0

I have created the following dataframe from a csv file:

id      marks
5155    1,2,3,,,,,,,,
2156    8,12,34,10,4,3,2,5,0,9
3557    9,,,,,,,,,,
7886    0,7,56,4,34,3,22,4,,,
3689    2,8,,,,,,,,

It is indexed on id. The values for the marks column are string. I need to convert them to a list of numbers so that I can iterate over them and use them as index number for another dataframe. How can I convert them from string to a list? I tried to add a new column and convert them based on "Add a columns in DataFrame based on other column" but it failed:

df = df.assign(new_col_arr=lambda x: np.fromstring(x['marks'].values[0], sep=',').astype(int))
Birish
  • 5,514
  • 5
  • 32
  • 51
  • Where is this data coming from? This looks like a poor fit for CSV, and for a Pandas DataFrame. – AMC Jan 26 '20 at 20:20
  • Do you want a list, an array, or an ndarray? The title says ndarray, your post says array, the code in your post makes an ndarray, what you've shared in a comment as your expect output is a list, and the accepted answer is a list. – AMC Jan 26 '20 at 20:22
  • @AMC you're right. I was interested in to have a list. I'll edit the question now! – Birish Jan 26 '20 at 20:32
  • What about the matter of the data? I think that's far more important than anything else here. – AMC Jan 26 '20 at 20:37
  • @AMC it's from a csv file generated by a script. I don't have access to it, just its output file ¯\_(ツ)_/¯ – Birish Jan 26 '20 at 20:43
  • Yikes, good luck. – AMC Jan 26 '20 at 20:46
  • I forgot to ask: Do you need to keep the entire thing as a DataFrame? What are you using it for? If the values in the `id` column are actually representative of your data, a simply `id` -> `marks` dictionary should suffice. – AMC Jan 27 '20 at 00:56
  • Related, possible duplicate of: https://stackoverflow.com/q/7844118/11301900 – AMC Jan 27 '20 at 01:04

3 Answers3

0

Here's a way to do:

df = df.assign(new_col_arr=df['marks'].str.split(','))

# convert to int
df['new_col'] = df['new_col_arr'].apply(lambda x: list(map(int, [i for i in x if i != ''])))
Birish
  • 5,514
  • 5
  • 32
  • 51
YOLO
  • 20,181
  • 5
  • 20
  • 40
  • I just tried your solution. The new column will be an array of strings: `['50', '51', '57', '', '', '', '', '', '', '']` . I need it to be an array of integers like: `[50, 51, 57, , , , , , ,']` – Birish Jan 26 '20 at 19:21
  • @Birish Do you want a list, an array, or an ndarray? The title says ndarray, your post says array, the code in your post makes an ndarray, what you've just shared is a list, and the accepted answer is a list. – AMC Jan 26 '20 at 20:21
  • `df['new_col_arr'].apply(lambda x: list(map(int, [i for i in x if i != ''])))` ? Wouldn't `df['new_col_arr'].map(lambda x: [int(num_str) for num_str in x if num_str])` work? – AMC Jan 27 '20 at 00:54
  • not clear, why is the answer downvoted after the OP has accepted it? – YOLO Jan 27 '20 at 06:12
  • @AMC yes, it would work. just different ways of writing the same action. – YOLO Jan 27 '20 at 06:12
0

I presume that you want to create NEW dataframe, since the number of items is differnet from number of rows. I suggest the following:

#source data
df = pd.DataFrame({'id':[5155, 2156, 7886], 
                   'marks':['1,2,3,,,,,,,,','8,12,34,10,4,3,2,5,0,9', '0,7,56,4,34,3,22,4,,,']
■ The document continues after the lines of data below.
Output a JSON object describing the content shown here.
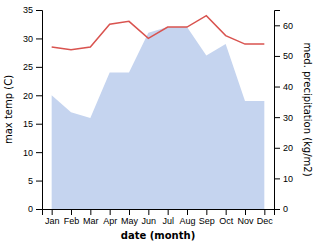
{
  "chart_data": {
    "type": "line",
    "categories": [
      "Jan",
      "Feb",
      "Mar",
      "Apr",
      "May",
      "Jun",
      "Jul",
      "Aug",
      "Sep",
      "Oct",
      "Nov",
      "Dec"
    ],
    "series": [
      {
        "type": "area",
        "color": "#c5d4ef",
        "axis": "y",
        "values": [
          20,
          17,
          16,
          24,
          24,
          31,
          32,
          32,
          27,
          29,
          19,
          19
        ]
      },
      {
        "type": "line",
        "color": "#d9534f",
        "axis": "y",
        "values": [
          28.5,
          28.0,
          28.5,
          32.5,
          33.0,
          30.0,
          32.0,
          32.0,
          34.0,
          30.5,
          29.0,
          29.0
        ]
      }
    ],
    "xlabel": "date (month)",
    "ylabel": "max temp (C)",
    "y2label": "med. precipitation (kg/m2)",
    "ylim": [
      0,
      35
    ],
    "yticks": [
      0,
      5,
      10,
      15,
      20,
      25,
      30,
      35
    ],
    "y2lim": [
      0,
      65
    ],
    "y2ticks": [
      0,
      10,
      20,
      30,
      40,
      50,
      60
    ],
    "grid": false
  }
}
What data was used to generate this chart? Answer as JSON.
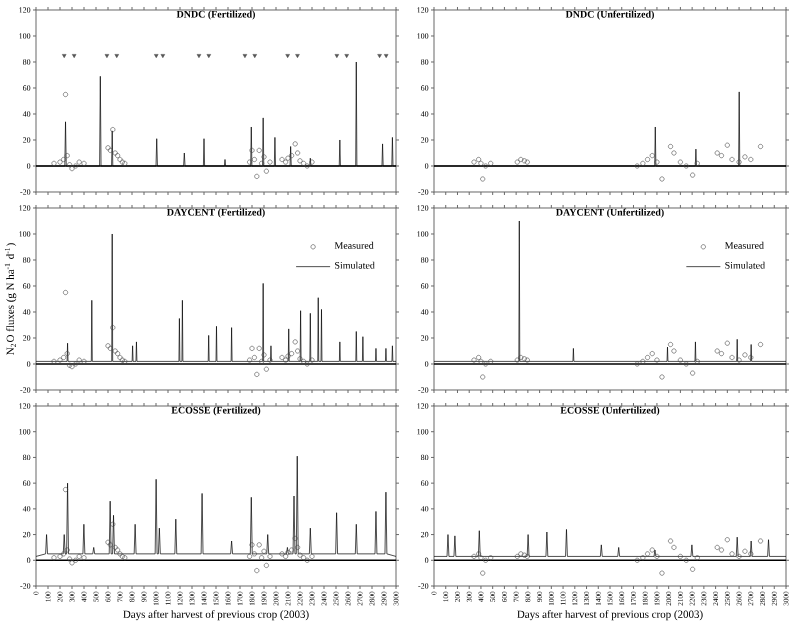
{
  "chart_data": [
    {
      "type": "line",
      "title": "DNDC (Fertilized)",
      "xlim": [
        0,
        3000
      ],
      "ylim": [
        -20,
        120
      ],
      "xticks": [
        0,
        100,
        200,
        300,
        400,
        500,
        600,
        700,
        800,
        900,
        1000,
        1100,
        1200,
        1300,
        1400,
        1500,
        1600,
        1700,
        1800,
        1900,
        2000,
        2100,
        2200,
        2300,
        2400,
        2500,
        2600,
        2700,
        2800,
        2900,
        3000
      ],
      "yticks": [
        -20,
        0,
        20,
        40,
        60,
        80,
        100,
        120
      ],
      "tick_labels": "y",
      "ref_lines": [
        {
          "axis": "y",
          "value": 0
        }
      ],
      "series": [
        {
          "type": "scatter",
          "marker": "triangle",
          "color": "#555555",
          "x": [
            235,
            318,
            591,
            673,
            1002,
            1057,
            1358,
            1440,
            1741,
            1823,
            2097,
            2179,
            2507,
            2589,
            2863,
            2918
          ],
          "values": [
            85,
            85,
            85,
            85,
            85,
            85,
            85,
            85,
            85,
            85,
            85,
            85,
            85,
            85,
            85,
            85
          ]
        },
        {
          "type": "scatter",
          "marker": "circle",
          "color": "#444444",
          "x": [
            150,
            200,
            230,
            246,
            260,
            280,
            300,
            330,
            360,
            400,
            600,
            620,
            640,
            660,
            680,
            700,
            720,
            740,
            1780,
            1800,
            1820,
            1840,
            1860,
            1880,
            1900,
            1920,
            1950,
            2050,
            2080,
            2100,
            2130,
            2160,
            2180,
            2200,
            2230,
            2260,
            2300
          ],
          "values": [
            2,
            3,
            5,
            55,
            8,
            1,
            -2,
            0,
            3,
            2,
            14,
            12,
            28,
            10,
            8,
            5,
            3,
            2,
            3,
            12,
            5,
            -8,
            12,
            2,
            7,
            -4,
            3,
            5,
            3,
            6,
            8,
            17,
            10,
            4,
            2,
            0,
            3
          ]
        },
        {
          "type": "line",
          "color": "#000000",
          "x": [
            0,
            240,
            246,
            252,
            530,
            536,
            542,
            630,
            635,
            640,
            1000,
            1006,
            1012,
            1230,
            1236,
            1242,
            1395,
            1400,
            1405,
            1570,
            1575,
            1580,
            1789,
            1794,
            1799,
            1888,
            1893,
            1898,
            1986,
            1991,
            1996,
            2117,
            2122,
            2127,
            2281,
            2286,
            2291,
            2527,
            2532,
            2537,
            2664,
            2669,
            2674,
            2883,
            2888,
            2893,
            2965,
            2970,
            2975,
            3000
          ],
          "values": [
            0,
            0,
            34,
            0,
            0,
            69,
            0,
            0,
            27,
            0,
            0,
            21,
            0,
            0,
            10,
            0,
            0,
            21,
            0,
            0,
            5,
            0,
            0,
            30,
            0,
            0,
            37,
            0,
            0,
            22,
            0,
            0,
            15,
            0,
            0,
            6,
            0,
            0,
            20,
            0,
            0,
            80,
            0,
            0,
            17,
            0,
            0,
            22,
            0,
            0
          ]
        }
      ]
    },
    {
      "type": "line",
      "title": "DNDC (Unfertilized)",
      "xlim": [
        0,
        3000
      ],
      "ylim": [
        -20,
        120
      ],
      "xticks": [
        0,
        100,
        200,
        300,
        400,
        500,
        600,
        700,
        800,
        900,
        1000,
        1100,
        1200,
        1300,
        1400,
        1500,
        1600,
        1700,
        1800,
        1900,
        2000,
        2100,
        2200,
        2300,
        2400,
        2500,
        2600,
        2700,
        2800,
        2900,
        3000
      ],
      "yticks": [
        -20,
        0,
        20,
        40,
        60,
        80,
        100,
        120
      ],
      "tick_labels": "y",
      "ref_lines": [
        {
          "axis": "y",
          "value": 0
        }
      ],
      "series": [
        {
          "type": "scatter",
          "marker": "circle",
          "color": "#444444",
          "x": [
            341,
            380,
            400,
            415,
            440,
            483,
            710,
            740,
            770,
            795,
            1732,
            1780,
            1820,
            1860,
            1900,
            1943,
            2016,
            2045,
            2100,
            2150,
            2204,
            2244,
            2414,
            2450,
            2500,
            2540,
            2600,
            2650,
            2700,
            2783
          ],
          "values": [
            3,
            5,
            2,
            -10,
            0,
            2,
            3,
            5,
            4,
            3,
            0,
            2,
            5,
            8,
            3,
            -10,
            15,
            10,
            3,
            0,
            -7,
            2,
            10,
            8,
            16,
            5,
            3,
            7,
            5,
            15
          ]
        },
        {
          "type": "line",
          "color": "#000000",
          "x": [
            0,
            1881,
            1886,
            1891,
            2227,
            2232,
            2237,
            2596,
            2601,
            2606,
            3000
          ],
          "values": [
            0,
            0,
            30,
            0,
            0,
            13,
            0,
            0,
            57,
            0,
            0
          ]
        }
      ]
    },
    {
      "type": "line",
      "title": "DAYCENT (Fertilized)",
      "ylabel": "N$_{2}$O fluxes (g N ha$^{-1}$ d$^{-1}$)",
      "xlim": [
        0,
        3000
      ],
      "ylim": [
        -20,
        120
      ],
      "xticks": [
        0,
        100,
        200,
        300,
        400,
        500,
        600,
        700,
        800,
        900,
        1000,
        1100,
        1200,
        1300,
        1400,
        1500,
        1600,
        1700,
        1800,
        1900,
        2000,
        2100,
        2200,
        2300,
        2400,
        2500,
        2600,
        2700,
        2800,
        2900,
        3000
      ],
      "yticks": [
        -20,
        0,
        20,
        40,
        60,
        80,
        100,
        120
      ],
      "tick_labels": "y",
      "legend": "top right",
      "ref_lines": [
        {
          "axis": "y",
          "value": 0
        }
      ],
      "series": [
        {
          "name": "Measured",
          "type": "scatter",
          "marker": "circle",
          "color": "#444444",
          "x": [
            150,
            200,
            230,
            246,
            260,
            280,
            300,
            330,
            360,
            400,
            600,
            620,
            640,
            660,
            680,
            700,
            720,
            740,
            1780,
            1800,
            1820,
            1840,
            1860,
            1880,
            1900,
            1920,
            1950,
            2050,
            2080,
            2100,
            2130,
            2160,
            2180,
            2200,
            2230,
            2260,
            2300
          ],
          "values": [
            2,
            3,
            5,
            55,
            8,
            -1,
            -2,
            0,
            3,
            2,
            14,
            12,
            28,
            10,
            8,
            5,
            3,
            2,
            3,
            12,
            5,
            -8,
            12,
            2,
            7,
            -4,
            3,
            5,
            3,
            6,
            8,
            17,
            10,
            4,
            2,
            0,
            3
          ]
        },
        {
          "name": "Simulated",
          "type": "line",
          "color": "#000000",
          "x": [
            0,
            259,
            263,
            267,
            461,
            465,
            469,
            631,
            635,
            639,
            801,
            805,
            809,
            833,
            837,
            841,
            1191,
            1195,
            1199,
            1216,
            1220,
            1224,
            1435,
            1439,
            1443,
            1500,
            1504,
            1508,
            1626,
            1630,
            1634,
            1889,
            1893,
            1897,
            1954,
            1958,
            1962,
            2102,
            2106,
            2110,
            2201,
            2205,
            2209,
            2282,
            2286,
            2290,
            2348,
            2352,
            2356,
            2375,
            2379,
            2383,
            2528,
            2532,
            2536,
            2665,
            2669,
            2673,
            2720,
            2724,
            2728,
            2829,
            2833,
            2837,
            2912,
            2916,
            2920,
            2966,
            2970,
            2974,
            3000
          ],
          "values": [
            2,
            2,
            16,
            2,
            2,
            49,
            2,
            2,
            100,
            2,
            2,
            14,
            2,
            2,
            17,
            2,
            2,
            35,
            2,
            2,
            49,
            2,
            2,
            22,
            2,
            2,
            29,
            2,
            2,
            28,
            2,
            2,
            62,
            2,
            2,
            14,
            2,
            2,
            27,
            2,
            2,
            41,
            2,
            2,
            39,
            2,
            2,
            51,
            2,
            2,
            42,
            2,
            2,
            17,
            2,
            2,
            25,
            2,
            2,
            21,
            2,
            2,
            12,
            2,
            2,
            12,
            2,
            2,
            14,
            2,
            2
          ]
        }
      ]
    },
    {
      "type": "line",
      "title": "DAYCENT (Unfertilized)",
      "xlim": [
        0,
        3000
      ],
      "ylim": [
        -20,
        120
      ],
      "xticks": [
        0,
        100,
        200,
        300,
        400,
        500,
        600,
        700,
        800,
        900,
        1000,
        1100,
        1200,
        1300,
        1400,
        1500,
        1600,
        1700,
        1800,
        1900,
        2000,
        2100,
        2200,
        2300,
        2400,
        2500,
        2600,
        2700,
        2800,
        2900,
        3000
      ],
      "yticks": [
        -20,
        0,
        20,
        40,
        60,
        80,
        100,
        120
      ],
      "tick_labels": "y",
      "legend": "top right",
      "ref_lines": [
        {
          "axis": "y",
          "value": 0
        }
      ],
      "series": [
        {
          "name": "Measured",
          "type": "scatter",
          "marker": "circle",
          "color": "#444444",
          "x": [
            341,
            380,
            400,
            415,
            440,
            483,
            710,
            740,
            770,
            795,
            1732,
            1780,
            1820,
            1860,
            1900,
            1943,
            2016,
            2045,
            2100,
            2150,
            2204,
            2244,
            2414,
            2450,
            2500,
            2540,
            2600,
            2650,
            2700,
            2783
          ],
          "values": [
            3,
            5,
            2,
            -10,
            0,
            2,
            3,
            5,
            4,
            3,
            0,
            2,
            5,
            8,
            3,
            -10,
            15,
            10,
            3,
            0,
            -7,
            2,
            10,
            8,
            16,
            5,
            3,
            7,
            5,
            15
          ]
        },
        {
          "name": "Simulated",
          "type": "line",
          "color": "#000000",
          "x": [
            0,
            723,
            727,
            731,
            1184,
            1188,
            1192,
            1986,
            1990,
            1994,
            2224,
            2228,
            2232,
            2580,
            2584,
            2588,
            2699,
            2703,
            2707,
            3000
          ],
          "values": [
            2,
            2,
            110,
            2,
            2,
            12,
            2,
            2,
            13,
            2,
            2,
            17,
            2,
            2,
            19,
            2,
            2,
            15,
            2,
            2
          ]
        }
      ]
    },
    {
      "type": "line",
      "title": "ECOSSE (Fertilized)",
      "xlabel": "Days after harvest of previous crop (2003)",
      "xlim": [
        0,
        3000
      ],
      "ylim": [
        -20,
        120
      ],
      "xticks": [
        0,
        100,
        200,
        300,
        400,
        500,
        600,
        700,
        800,
        900,
        1000,
        1100,
        1200,
        1300,
        1400,
        1500,
        1600,
        1700,
        1800,
        1900,
        2000,
        2100,
        2200,
        2300,
        2400,
        2500,
        2600,
        2700,
        2800,
        2900,
        3000
      ],
      "yticks": [
        -20,
        0,
        20,
        40,
        60,
        80,
        100,
        120
      ],
      "ref_lines": [
        {
          "axis": "y",
          "value": 0
        }
      ],
      "series": [
        {
          "type": "scatter",
          "marker": "circle",
          "color": "#444444",
          "x": [
            150,
            200,
            230,
            246,
            260,
            280,
            300,
            330,
            360,
            400,
            600,
            620,
            640,
            660,
            680,
            700,
            720,
            740,
            1780,
            1800,
            1820,
            1840,
            1860,
            1880,
            1900,
            1920,
            1950,
            2050,
            2080,
            2100,
            2130,
            2160,
            2180,
            2200,
            2230,
            2260,
            2300
          ],
          "values": [
            2,
            3,
            5,
            55,
            8,
            1,
            -2,
            0,
            3,
            2,
            14,
            12,
            28,
            10,
            8,
            5,
            3,
            2,
            3,
            12,
            5,
            -8,
            12,
            2,
            7,
            -4,
            3,
            5,
            3,
            6,
            8,
            17,
            10,
            4,
            2,
            0,
            3
          ]
        },
        {
          "type": "line",
          "color": "#000000",
          "x": [
            0,
            80,
            88,
            96,
            227,
            235,
            243,
            255,
            263,
            271,
            391,
            399,
            407,
            473,
            481,
            489,
            610,
            618,
            626,
            638,
            646,
            654,
            818,
            826,
            834,
            993,
            1001,
            1009,
            1020,
            1028,
            1036,
            1157,
            1165,
            1173,
            1376,
            1384,
            1392,
            1622,
            1630,
            1638,
            1786,
            1794,
            1802,
            1923,
            1931,
            1939,
            2087,
            2095,
            2103,
            2142,
            2150,
            2158,
            2169,
            2177,
            2185,
            2278,
            2286,
            2294,
            2497,
            2505,
            2513,
            2661,
            2669,
            2677,
            2825,
            2833,
            2841,
            2908,
            2916,
            2924,
            3000
          ],
          "values": [
            3,
            5,
            20,
            5,
            5,
            20,
            5,
            5,
            60,
            5,
            5,
            28,
            5,
            5,
            10,
            5,
            5,
            46,
            5,
            5,
            35,
            5,
            5,
            28,
            5,
            5,
            63,
            5,
            5,
            25,
            5,
            5,
            32,
            5,
            5,
            52,
            5,
            5,
            15,
            5,
            5,
            49,
            5,
            5,
            20,
            5,
            5,
            10,
            5,
            5,
            50,
            5,
            5,
            81,
            5,
            5,
            25,
            5,
            5,
            37,
            5,
            5,
            28,
            5,
            5,
            38,
            5,
            5,
            53,
            5,
            3
          ]
        }
      ]
    },
    {
      "type": "line",
      "title": "ECOSSE (Unfertilized)",
      "xlabel": "Days after harvest of previous crop (2003)",
      "xlim": [
        0,
        3000
      ],
      "ylim": [
        -20,
        120
      ],
      "xticks": [
        0,
        100,
        200,
        300,
        400,
        500,
        600,
        700,
        800,
        900,
        1000,
        1100,
        1200,
        1300,
        1400,
        1500,
        1600,
        1700,
        1800,
        1900,
        2000,
        2100,
        2200,
        2300,
        2400,
        2500,
        2600,
        2700,
        2800,
        2900,
        3000
      ],
      "yticks": [
        -20,
        0,
        20,
        40,
        60,
        80,
        100,
        120
      ],
      "ref_lines": [
        {
          "axis": "y",
          "value": 0
        }
      ],
      "series": [
        {
          "type": "scatter",
          "marker": "circle",
          "color": "#444444",
          "x": [
            341,
            380,
            400,
            415,
            440,
            483,
            710,
            740,
            770,
            795,
            1732,
            1780,
            1820,
            1860,
            1900,
            1943,
            2016,
            2045,
            2100,
            2150,
            2204,
            2244,
            2414,
            2450,
            2500,
            2540,
            2600,
            2650,
            2700,
            2783
          ],
          "values": [
            3,
            5,
            2,
            -10,
            0,
            2,
            3,
            5,
            4,
            3,
            0,
            2,
            5,
            8,
            3,
            -10,
            15,
            10,
            3,
            0,
            -7,
            2,
            10,
            8,
            16,
            5,
            3,
            7,
            5,
            15
          ]
        },
        {
          "type": "line",
          "color": "#000000",
          "x": [
            0,
            111,
            119,
            127,
            170,
            178,
            186,
            378,
            386,
            394,
            794,
            802,
            810,
            954,
            962,
            970,
            1121,
            1129,
            1137,
            1418,
            1426,
            1434,
            1566,
            1574,
            1582,
            1875,
            1883,
            1891,
            2190,
            2198,
            2206,
            2576,
            2584,
            2592,
            2695,
            2703,
            2711,
            2843,
            2851,
            2859,
            3000
          ],
          "values": [
            3,
            3,
            20,
            3,
            3,
            19,
            3,
            3,
            23,
            3,
            3,
            20,
            3,
            3,
            22,
            3,
            3,
            24,
            3,
            3,
            12,
            3,
            3,
            10,
            3,
            3,
            8,
            3,
            3,
            12,
            3,
            3,
            18,
            3,
            3,
            15,
            3,
            3,
            16,
            3,
            3
          ]
        }
      ]
    }
  ]
}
# create dictionary from df:
dd = {row[0]:np.fromstring(row[1], dtype=int, sep=',') for _, row in df.iterrows()}

{5155: array([1, 2, 3]),
 2156: array([ 8, 12, 34, 10,  4,  3,  2,  5,  0,  9]),
 7886: array([ 0,  7, 56,  4, 34,  3, 22,  4])}

# here you pad the lists inside dictionary so that they have equal length
...

# convert dd to DataFrame:
df2 = pd.DataFrame(dd)
Poe Dator
  • 4,535
  • 2
  • 14
  • 35
0

I found two similar alternatives:

1.

df['marks'] = df['marks'].str.split(',').map(lambda num_str_list: [int(num_str) for num_str in num_str_list if num_str])

2.

df['marks'] = df['marks'].map(lambda arr_str: [int(num_str) for num_str in arr_str.split(',') if num_str])
AMC
  • 2,642
  • 7
  • 13
  • 35